# De la Haute Définition ?



## Delgesu (30 Octobre 2014)

Ma ligne ADSL ne permet pas d'avoir la HD. J'ai donc rendu le module TV d'Orange vu qu'à présent j'ai la TNT HD et que je ne supporte pas les chaînes en SD sur mon grand écran plasma. 

Le magasin iTune est intéressant parce qu'il propose pas mal de films en VO sous-titrés (ce qui est rare sur les "box" ADSL) et en HD. L'Apple TV m'intéresse donc. 

MAIS : Sachant que ma ligne a trop d'atténuation en dB et que je suis loin du central ADSL, pourrai-je quand même bénéficier de la HD sur les films LOUÉS ? (Je ne suis pas intéressé par l'achat en démat')   Est-ce que la location fonctionne par streaming ? L'idéal serait qu'il soit téléchargé au format HD sur le DD puis lu sur l'AppleTV. 

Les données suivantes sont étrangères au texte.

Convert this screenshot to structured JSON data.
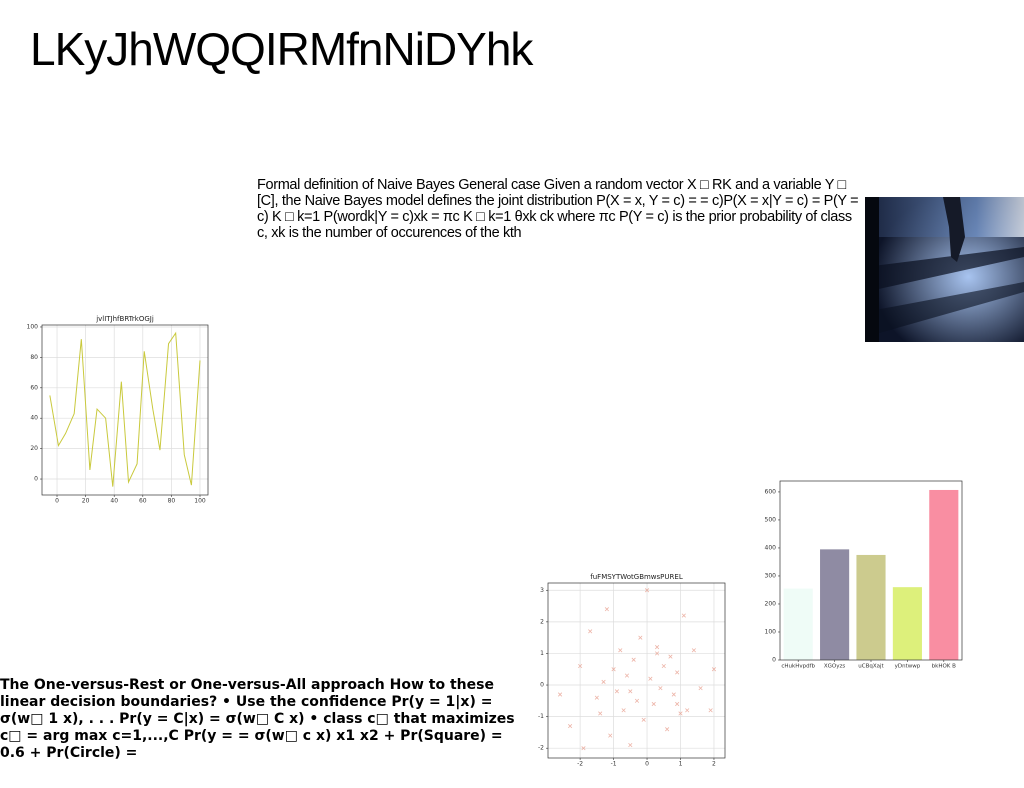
{
  "title": "LKyJhWQQIRMfnNiDYhk",
  "paragraph": "Formal definition of Naive Bayes General case Given a random vector X □ RK and a variable Y □ [C], the Naive Bayes model defines the joint distribution P(X = x, Y = c) = = c)P(X = x|Y = c) = P(Y = c) K □ k=1 P(wordk|Y = c)xk = πc K □ k=1 θxk ck where πc P(Y = c) is the prior probability of class c, xk is the number of occurences of the kth",
  "footer_text": "The One-versus-Rest or One-versus-All approach How to these linear decision boundaries? • Use the confidence Pr(y = 1|x) = σ(w□ 1 x), . . . Pr(y = C|x) = σ(w□ C x) • class c□ that maximizes c□ = arg max c=1,...,C Pr(y = = σ(w□ c x) x1 x2 + Pr(Square) = 0.6 + Pr(Circle) =",
  "chart_data": [
    {
      "type": "line",
      "title": "jvlITJhfBRTrkOGJj",
      "color": "#c9c93c",
      "grid": true,
      "series": [
        {
          "x": [
            -5,
            1,
            6,
            12,
            17,
            23,
            28,
            34,
            39,
            45,
            50,
            56,
            61,
            67,
            72,
            78,
            83,
            89,
            94,
            100
          ],
          "values": [
            55,
            22,
            30,
            43,
            92,
            6,
            46,
            40,
            -5,
            64,
            -2,
            10,
            84,
            46,
            19,
            89,
            96,
            16,
            -4,
            78
          ]
        }
      ],
      "xlim": [
        -10.5,
        105.6
      ],
      "ylim": [
        -10.5,
        101.3
      ],
      "xticks": [
        0,
        20,
        40,
        60,
        80,
        100
      ],
      "yticks": [
        0,
        20,
        40,
        60,
        80,
        100
      ]
    },
    {
      "type": "scatter",
      "title": "fuFMSYTWotGBmwsPUREL",
      "color": "#e8a090",
      "grid": true,
      "x": [
        -2.6,
        -2.3,
        -2.0,
        -1.9,
        -1.7,
        -1.5,
        -1.4,
        -1.2,
        -1.1,
        -1.0,
        -0.9,
        -0.8,
        -0.7,
        -0.6,
        -0.5,
        -0.4,
        -0.3,
        -0.2,
        -0.1,
        0.0,
        0.1,
        0.2,
        0.3,
        0.4,
        0.5,
        0.6,
        0.7,
        0.8,
        0.9,
        1.0,
        1.1,
        1.2,
        1.4,
        1.6,
        1.9,
        2.0,
        -0.5,
        0.3,
        -1.3,
        0.9
      ],
      "values": [
        -0.3,
        -1.3,
        0.6,
        -2.0,
        1.7,
        -0.4,
        -0.9,
        2.4,
        -1.6,
        0.5,
        -0.2,
        1.1,
        -0.8,
        0.3,
        -1.9,
        0.8,
        -0.5,
        1.5,
        -1.1,
        3.0,
        0.2,
        -0.6,
        1.0,
        -0.1,
        0.6,
        -1.4,
        0.9,
        -0.3,
        0.4,
        -0.9,
        2.2,
        -0.8,
        1.1,
        -0.1,
        -0.8,
        0.5,
        -0.2,
        1.2,
        0.1,
        -0.6
      ],
      "xlim": [
        -2.96,
        2.33
      ],
      "ylim": [
        -2.31,
        3.23
      ],
      "xticks": [
        -2,
        -1,
        0,
        1,
        2
      ],
      "yticks": [
        -2,
        -1,
        0,
        1,
        2,
        3
      ]
    },
    {
      "type": "bar",
      "grid": false,
      "categories": [
        "cHukHvpdfb",
        "XGOyzs",
        "uCBqXajt",
        "yDntwwp",
        "bkHOK B"
      ],
      "values": [
        255,
        395,
        375,
        260,
        607
      ],
      "colors": [
        "#effcf7",
        "#8f8ba3",
        "#cccb8e",
        "#ddf07b",
        "#f98ea2"
      ],
      "ylim": [
        0,
        639
      ],
      "yticks": [
        0,
        100,
        200,
        300,
        400,
        500,
        600
      ]
    }
  ]
}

Peut-on louer des films SANS avoir l'ordi allumé ? Voire sans avoir de Mac du tout ??  (J'ai mon MacBook Pro de 2006, mais j'utilise plutôt mon PC sous Linux pour le quotidien)

Merci pour vos réponses.



Xavier


----------



## Delgesu (2 Novembre 2014)

Je reformule ma question plus succinctement:

Chez moi je ne peux avoir la télévision en HD avec mon ADSL. Est-ce que cela m'empêche aussi de voir des films en location en HD via Apple TV ?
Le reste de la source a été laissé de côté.